Second (and higher) derivatives of maps between manifolds

Your doubt is well-placed: Even in the case $f:M\to \mathbb R$ you cannot sensibly define $D^2_u f : T_u M \times T_u M \to \mathbb R$ unless $u$ is a critical point of $f$. Otherwise your definition $$D^2 f(\partial_i, \partial_j)=\frac{\partial^2 f}{\partial x^i \partial x^j} \ \ \text{extended by multilinearity}$$ depends on the coordinate system $x^i$: if we have some other coordinate system $y^\alpha$ then by multilinearity we should have $$ D^2 f\left(\frac{\partial}{\partial x^{i}},\frac{\partial}{\partial x^{j}}\right) =\frac{\partial y^{\alpha}}{\partial x^{i}}\frac{\partial y^{\beta}}{\partial x^{j}}D^{2}f\left(\frac{\partial}{\partial y^{\alpha}},\frac{\partial}{\partial y^{\beta}}\right)=\frac{\partial y^{\alpha}}{\partial x^{i}}\frac{\partial y^{\beta}}{\partial x^{j}}\frac{\partial^{2}f}{\partial y^{\alpha}\partial y^{\beta}}; $$ but the chain rule gives $$\frac{\partial^{2}f}{\partial x^{j}\partial x^{i}}=\frac{\partial}{\partial x^{i}}\left(\frac{\partial y^{\beta}}{\partial x^{j}}\frac{\partial f}{\partial y^{\beta}}\right)=\frac{\partial y^{\alpha}}{\partial x^{i}}\frac{\partial y^{\beta}}{\partial x^{j}}\frac{\partial^{2}f}{\partial y^{\alpha}\partial y^{\beta}}+\frac{\partial^{2}y^{\beta}}{\partial x^{i}\partial x^{j}}\frac{\partial f}{\partial y^{\beta}}.$$

In Riemannian geometry this is fixed by using the covariant Hessian $$D^2f (X,Y) = XYf - (\nabla_X Y) f;$$ but without the additional structure of a conenction there is no way to think of $k^\text{th}$-order derivatives as taking $k$ tangent vectors.

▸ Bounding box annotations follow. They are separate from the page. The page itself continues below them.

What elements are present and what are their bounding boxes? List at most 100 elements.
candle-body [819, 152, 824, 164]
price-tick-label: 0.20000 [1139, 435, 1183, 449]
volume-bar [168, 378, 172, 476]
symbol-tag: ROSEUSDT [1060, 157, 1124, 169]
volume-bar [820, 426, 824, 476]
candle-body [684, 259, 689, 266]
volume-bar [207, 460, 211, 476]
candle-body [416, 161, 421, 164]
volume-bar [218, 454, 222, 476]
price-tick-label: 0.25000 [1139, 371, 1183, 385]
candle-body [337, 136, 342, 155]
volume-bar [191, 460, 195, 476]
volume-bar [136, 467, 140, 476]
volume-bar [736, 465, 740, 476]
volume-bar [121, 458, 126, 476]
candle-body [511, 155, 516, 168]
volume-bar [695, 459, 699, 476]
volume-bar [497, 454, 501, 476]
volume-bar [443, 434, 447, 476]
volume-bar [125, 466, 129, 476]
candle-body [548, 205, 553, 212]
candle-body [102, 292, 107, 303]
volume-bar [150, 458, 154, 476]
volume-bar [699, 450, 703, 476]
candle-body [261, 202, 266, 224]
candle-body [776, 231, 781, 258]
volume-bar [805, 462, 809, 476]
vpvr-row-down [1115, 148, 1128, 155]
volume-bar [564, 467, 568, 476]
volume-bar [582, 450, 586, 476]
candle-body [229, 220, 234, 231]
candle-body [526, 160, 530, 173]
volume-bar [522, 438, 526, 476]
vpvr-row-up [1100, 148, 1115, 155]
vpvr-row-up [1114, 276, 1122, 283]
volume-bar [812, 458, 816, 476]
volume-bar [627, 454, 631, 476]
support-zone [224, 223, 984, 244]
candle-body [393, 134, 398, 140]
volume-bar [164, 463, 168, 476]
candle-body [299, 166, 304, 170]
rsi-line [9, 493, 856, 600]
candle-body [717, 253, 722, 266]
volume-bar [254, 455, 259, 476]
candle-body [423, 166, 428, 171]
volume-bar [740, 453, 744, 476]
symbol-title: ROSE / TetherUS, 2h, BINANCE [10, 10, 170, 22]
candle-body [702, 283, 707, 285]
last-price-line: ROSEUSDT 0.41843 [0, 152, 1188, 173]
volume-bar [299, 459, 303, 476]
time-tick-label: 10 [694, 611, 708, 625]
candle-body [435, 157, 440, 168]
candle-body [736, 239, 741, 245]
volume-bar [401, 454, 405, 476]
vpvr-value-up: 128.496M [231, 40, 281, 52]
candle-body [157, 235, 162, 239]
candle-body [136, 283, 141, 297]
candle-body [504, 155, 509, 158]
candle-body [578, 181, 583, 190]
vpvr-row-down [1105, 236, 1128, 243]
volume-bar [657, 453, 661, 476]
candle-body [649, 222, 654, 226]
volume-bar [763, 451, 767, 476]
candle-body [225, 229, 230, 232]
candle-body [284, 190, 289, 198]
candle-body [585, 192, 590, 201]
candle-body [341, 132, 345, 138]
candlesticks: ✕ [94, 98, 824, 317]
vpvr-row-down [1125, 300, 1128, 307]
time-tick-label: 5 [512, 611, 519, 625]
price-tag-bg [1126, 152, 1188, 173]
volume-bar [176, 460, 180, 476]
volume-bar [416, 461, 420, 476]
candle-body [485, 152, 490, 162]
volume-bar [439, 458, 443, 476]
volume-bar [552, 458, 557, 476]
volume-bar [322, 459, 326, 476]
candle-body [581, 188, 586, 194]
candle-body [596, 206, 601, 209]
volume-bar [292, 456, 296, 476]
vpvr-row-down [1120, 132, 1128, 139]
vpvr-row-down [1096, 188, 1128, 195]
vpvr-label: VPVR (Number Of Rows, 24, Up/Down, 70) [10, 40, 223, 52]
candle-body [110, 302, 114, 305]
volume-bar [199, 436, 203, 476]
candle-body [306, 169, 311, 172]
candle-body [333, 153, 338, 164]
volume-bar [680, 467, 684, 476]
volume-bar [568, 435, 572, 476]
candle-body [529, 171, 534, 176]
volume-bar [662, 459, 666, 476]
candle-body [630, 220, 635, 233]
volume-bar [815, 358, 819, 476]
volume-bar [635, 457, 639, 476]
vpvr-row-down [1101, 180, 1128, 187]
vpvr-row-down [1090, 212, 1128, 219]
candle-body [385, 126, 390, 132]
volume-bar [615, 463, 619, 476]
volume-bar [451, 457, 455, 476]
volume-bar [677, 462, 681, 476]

Instead the general formulation uses higher tangent bundles: the first derivative is a map $TM \to TN$, so the second derivative is a map $TTM \to TTN$. Thus the picture you should have in your head is that the first input (a vector $v \in T_u M$) is the base direction you're moving in, and then the second input (a vector in $T_v TM$) is the direction you're varying that $v$ in.